All of these books have achieved legendary status, especially amongst boys. They are all quite well written as well, yet managed to avoid "sanitization." Libraries and bookshops stock them with relish.
But there are many more books that fall outside the bounds of what is counted worthy. Series horror in the vein of the Goosebump phenomenon in the early 1990s are typical. These are formula stories, with at times ghastly and gory events described in their pages. Adults disdain them, even fear them.
Yet such books have managed to do what many teachers, librarians and parents have tried to do but failed. They have found the right wave length for boys. Boys actually want to read them.
So here is my heresy. The books we need to spark an interest amongst the reluctant reader may not be "good" books at all but books that do not rate well on the criteria of literary merit.
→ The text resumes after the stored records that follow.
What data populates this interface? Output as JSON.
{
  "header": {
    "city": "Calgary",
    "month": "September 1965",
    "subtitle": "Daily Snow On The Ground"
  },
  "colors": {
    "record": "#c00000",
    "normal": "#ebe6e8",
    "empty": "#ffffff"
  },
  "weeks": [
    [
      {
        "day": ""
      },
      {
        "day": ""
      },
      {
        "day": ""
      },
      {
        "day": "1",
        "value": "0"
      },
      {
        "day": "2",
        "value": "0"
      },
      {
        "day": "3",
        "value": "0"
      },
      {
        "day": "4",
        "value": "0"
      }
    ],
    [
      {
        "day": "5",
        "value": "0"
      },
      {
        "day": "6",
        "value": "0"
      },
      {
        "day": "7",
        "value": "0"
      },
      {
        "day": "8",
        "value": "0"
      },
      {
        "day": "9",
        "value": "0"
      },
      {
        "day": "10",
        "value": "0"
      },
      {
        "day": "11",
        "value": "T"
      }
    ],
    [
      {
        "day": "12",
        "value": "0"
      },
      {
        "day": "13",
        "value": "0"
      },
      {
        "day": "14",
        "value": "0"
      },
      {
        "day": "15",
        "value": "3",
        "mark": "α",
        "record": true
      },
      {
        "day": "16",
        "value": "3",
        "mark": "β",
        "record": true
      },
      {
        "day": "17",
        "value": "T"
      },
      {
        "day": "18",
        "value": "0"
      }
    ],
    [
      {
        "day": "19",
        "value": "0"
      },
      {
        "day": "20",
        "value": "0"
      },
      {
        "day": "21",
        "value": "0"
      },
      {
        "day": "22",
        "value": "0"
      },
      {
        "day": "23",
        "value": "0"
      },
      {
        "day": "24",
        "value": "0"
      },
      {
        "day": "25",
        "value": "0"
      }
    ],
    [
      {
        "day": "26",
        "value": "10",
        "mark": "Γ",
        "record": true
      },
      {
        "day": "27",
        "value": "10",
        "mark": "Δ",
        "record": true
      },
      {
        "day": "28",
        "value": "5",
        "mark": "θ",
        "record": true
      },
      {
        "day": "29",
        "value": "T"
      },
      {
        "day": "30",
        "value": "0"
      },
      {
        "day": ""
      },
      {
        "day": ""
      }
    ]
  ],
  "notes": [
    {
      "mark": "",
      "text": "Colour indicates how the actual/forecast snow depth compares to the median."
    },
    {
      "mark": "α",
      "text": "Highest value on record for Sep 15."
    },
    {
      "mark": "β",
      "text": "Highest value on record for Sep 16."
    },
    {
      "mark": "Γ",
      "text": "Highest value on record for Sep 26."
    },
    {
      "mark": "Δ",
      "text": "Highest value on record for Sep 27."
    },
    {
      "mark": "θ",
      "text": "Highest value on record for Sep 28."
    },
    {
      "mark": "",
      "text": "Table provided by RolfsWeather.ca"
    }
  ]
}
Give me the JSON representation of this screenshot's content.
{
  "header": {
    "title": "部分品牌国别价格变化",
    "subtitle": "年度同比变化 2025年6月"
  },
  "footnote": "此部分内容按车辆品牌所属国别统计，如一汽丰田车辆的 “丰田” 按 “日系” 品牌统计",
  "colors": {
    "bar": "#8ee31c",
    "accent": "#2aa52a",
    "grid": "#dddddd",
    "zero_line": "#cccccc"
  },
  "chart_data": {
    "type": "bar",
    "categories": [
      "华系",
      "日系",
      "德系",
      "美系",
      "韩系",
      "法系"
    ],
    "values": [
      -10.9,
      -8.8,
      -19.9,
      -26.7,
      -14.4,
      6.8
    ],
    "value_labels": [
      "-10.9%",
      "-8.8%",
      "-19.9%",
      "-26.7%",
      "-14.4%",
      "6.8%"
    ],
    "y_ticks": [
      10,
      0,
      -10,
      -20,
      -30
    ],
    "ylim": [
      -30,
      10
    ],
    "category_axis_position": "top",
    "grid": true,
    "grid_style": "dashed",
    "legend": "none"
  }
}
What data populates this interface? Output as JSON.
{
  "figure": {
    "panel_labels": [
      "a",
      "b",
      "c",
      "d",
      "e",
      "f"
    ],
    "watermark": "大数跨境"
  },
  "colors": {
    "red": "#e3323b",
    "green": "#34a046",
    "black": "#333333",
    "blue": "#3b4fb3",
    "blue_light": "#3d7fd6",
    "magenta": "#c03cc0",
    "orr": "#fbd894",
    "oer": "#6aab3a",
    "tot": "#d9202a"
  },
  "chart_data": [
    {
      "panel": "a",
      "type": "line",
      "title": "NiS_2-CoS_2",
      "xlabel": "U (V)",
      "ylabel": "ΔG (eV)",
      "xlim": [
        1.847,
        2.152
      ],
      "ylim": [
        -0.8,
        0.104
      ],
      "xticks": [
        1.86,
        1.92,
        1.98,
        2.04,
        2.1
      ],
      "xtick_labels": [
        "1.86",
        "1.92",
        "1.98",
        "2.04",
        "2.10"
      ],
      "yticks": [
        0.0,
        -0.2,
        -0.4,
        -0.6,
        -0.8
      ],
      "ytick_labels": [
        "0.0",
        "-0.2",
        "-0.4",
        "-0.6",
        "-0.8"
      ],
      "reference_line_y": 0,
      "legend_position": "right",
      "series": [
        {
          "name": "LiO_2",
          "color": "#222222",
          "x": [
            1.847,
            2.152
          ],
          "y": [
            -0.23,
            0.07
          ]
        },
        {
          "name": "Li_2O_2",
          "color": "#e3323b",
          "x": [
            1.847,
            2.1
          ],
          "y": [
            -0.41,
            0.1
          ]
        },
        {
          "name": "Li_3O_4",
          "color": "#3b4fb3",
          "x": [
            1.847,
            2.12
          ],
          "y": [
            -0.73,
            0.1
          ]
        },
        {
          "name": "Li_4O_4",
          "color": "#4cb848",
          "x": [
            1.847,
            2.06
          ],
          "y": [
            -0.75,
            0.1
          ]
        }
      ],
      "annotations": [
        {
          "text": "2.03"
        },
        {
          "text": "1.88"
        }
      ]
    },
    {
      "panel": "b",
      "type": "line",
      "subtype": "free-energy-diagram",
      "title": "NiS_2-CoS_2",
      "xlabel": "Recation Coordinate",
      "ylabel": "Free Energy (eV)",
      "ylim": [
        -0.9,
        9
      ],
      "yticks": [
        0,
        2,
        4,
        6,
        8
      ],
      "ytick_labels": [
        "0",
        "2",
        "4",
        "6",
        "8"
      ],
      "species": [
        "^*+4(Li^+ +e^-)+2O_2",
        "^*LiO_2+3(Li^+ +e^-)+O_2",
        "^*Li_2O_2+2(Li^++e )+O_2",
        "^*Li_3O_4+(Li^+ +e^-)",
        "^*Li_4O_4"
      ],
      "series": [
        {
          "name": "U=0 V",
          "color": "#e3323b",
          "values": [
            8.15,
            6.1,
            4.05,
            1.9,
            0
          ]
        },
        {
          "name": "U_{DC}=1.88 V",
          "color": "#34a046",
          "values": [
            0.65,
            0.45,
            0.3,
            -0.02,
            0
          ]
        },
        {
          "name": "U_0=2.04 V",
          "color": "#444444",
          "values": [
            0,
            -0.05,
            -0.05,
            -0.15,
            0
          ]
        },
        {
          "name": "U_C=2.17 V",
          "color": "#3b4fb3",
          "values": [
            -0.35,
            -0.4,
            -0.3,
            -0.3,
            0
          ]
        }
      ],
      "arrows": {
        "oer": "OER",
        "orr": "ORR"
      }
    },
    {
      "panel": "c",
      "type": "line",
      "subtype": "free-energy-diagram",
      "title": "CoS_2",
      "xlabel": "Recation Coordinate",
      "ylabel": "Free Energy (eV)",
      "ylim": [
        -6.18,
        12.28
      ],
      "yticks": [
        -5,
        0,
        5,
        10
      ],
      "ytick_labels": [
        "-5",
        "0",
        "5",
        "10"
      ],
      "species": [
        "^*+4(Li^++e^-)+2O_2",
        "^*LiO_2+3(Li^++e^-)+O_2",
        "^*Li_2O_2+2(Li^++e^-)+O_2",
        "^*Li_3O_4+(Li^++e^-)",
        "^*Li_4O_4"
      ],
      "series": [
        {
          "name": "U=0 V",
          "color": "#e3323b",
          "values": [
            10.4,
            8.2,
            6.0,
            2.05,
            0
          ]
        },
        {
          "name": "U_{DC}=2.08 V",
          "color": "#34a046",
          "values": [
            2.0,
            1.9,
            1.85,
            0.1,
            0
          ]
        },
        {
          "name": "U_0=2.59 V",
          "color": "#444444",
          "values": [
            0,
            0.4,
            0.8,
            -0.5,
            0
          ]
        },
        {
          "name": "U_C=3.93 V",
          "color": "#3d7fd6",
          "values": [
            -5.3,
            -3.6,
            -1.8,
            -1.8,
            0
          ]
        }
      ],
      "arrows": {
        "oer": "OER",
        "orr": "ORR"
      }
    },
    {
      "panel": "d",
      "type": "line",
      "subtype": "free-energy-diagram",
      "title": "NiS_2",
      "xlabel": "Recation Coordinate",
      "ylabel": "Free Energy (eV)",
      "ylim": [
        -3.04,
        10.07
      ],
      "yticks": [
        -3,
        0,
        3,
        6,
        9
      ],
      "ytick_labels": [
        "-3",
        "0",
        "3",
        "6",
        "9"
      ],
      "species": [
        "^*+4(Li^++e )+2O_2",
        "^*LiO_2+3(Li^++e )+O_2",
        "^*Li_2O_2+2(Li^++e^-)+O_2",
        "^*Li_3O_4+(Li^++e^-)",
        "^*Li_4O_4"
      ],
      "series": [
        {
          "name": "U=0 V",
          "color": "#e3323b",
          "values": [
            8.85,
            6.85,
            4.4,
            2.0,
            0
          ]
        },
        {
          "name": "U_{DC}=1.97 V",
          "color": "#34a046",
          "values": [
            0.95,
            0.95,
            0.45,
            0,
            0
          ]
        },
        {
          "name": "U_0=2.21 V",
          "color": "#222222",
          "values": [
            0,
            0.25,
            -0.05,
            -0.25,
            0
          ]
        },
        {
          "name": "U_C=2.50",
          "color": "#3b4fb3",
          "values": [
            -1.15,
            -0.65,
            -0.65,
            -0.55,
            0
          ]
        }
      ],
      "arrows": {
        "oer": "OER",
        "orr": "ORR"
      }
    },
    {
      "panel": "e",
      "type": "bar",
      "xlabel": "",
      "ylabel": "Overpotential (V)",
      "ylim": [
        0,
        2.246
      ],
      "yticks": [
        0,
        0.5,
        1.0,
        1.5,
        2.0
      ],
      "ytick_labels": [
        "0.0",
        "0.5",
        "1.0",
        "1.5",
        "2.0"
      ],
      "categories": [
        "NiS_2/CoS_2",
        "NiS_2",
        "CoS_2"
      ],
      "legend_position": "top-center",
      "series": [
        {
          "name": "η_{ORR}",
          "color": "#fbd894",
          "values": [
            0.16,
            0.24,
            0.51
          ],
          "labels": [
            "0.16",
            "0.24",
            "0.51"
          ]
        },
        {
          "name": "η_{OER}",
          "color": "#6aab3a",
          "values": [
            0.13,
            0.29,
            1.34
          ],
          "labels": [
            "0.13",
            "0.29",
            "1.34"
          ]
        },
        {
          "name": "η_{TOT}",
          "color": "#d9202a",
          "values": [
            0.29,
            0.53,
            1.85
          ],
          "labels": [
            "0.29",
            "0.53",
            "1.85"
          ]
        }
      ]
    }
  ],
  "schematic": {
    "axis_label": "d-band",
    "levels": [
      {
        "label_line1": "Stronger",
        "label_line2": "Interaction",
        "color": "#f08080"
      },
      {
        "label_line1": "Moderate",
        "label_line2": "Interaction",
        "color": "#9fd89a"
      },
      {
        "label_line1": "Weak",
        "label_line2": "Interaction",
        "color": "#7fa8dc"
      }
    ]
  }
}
Should we fret about this' No. Here is an ever greater heresy. A story is words on a page. Reading it involves decoding those words to make meaning. Perceptions of quality are judgements applied arbitrarily on top of this. What adults value in a book is not necessarily what boys value in a book. It does not have to be the same, either, except in one vital aspect. If we are to address reluctance to read, both adults and boys must value material that boys do want to read. Adults must be prepared to let boys walk amongst familiar territory before they are asked to run amid the richness that the wider adult world offers. There is plenty of scope for that amongst the books read TO boys.
Am I saying here that we should immerse our boys in nothing but dross'
No, I am saying that when we are encouraging boys to invest their time and effort in something they have so far seemed reluctant to do, we should consult them sincerely about what they might actually want to read. Then there is a chance they will see that, hey, reading is all right, reading is cool fun, reading can be full of the stuff that appeals to them, makes them laugh, makes them recoil with the cry, "That's gross," and makes them quickly thrust the book under the nose of a mate with the words, "Hey, you gotta read this."
This is how we build a culture of books and reading amongst our boys. As they mature towards manhood, their fascination for the ghoulish and disgusting will wane but what will proceed into manhood with the boys is a culture of reading established and nourished through the years of boyhood.
In this, do we risk denying boys all the wonderful things books of high literary quality can offer'
No, not if we are reading the good books to them ourselves, at home and in the classroom. When the book is thoughtfully selected, reluctant readers love being read to. As noted earlier, once an adult takes over the effort of reading, a boy can sit back and enjoy access to more difficult texts which offer the "higher" qualities listed earlier. That is why reading to your son is so vital and why it should continue as long as he still enjoys being read to, even at twelve or thirteen years of age.
In the mean time he finds his boyishness identified and celebrated in the books he reads for himself. He reads them happily, books become a part of his life and his reading skills are constantly practised and improved, even though the quality of what he reads may not always meet with the approval of some. When the day comes for him to say, "Mum (or Dad), I don't want you to read to me any more," the reason will be because he is already reading books of similar calibre for himself. He will read such books, because his immaturity is falling away and he wants something more than mere boyishness in what he reads for himself.
He will read these books because he is comfortable with the culture of reading that has been built around him.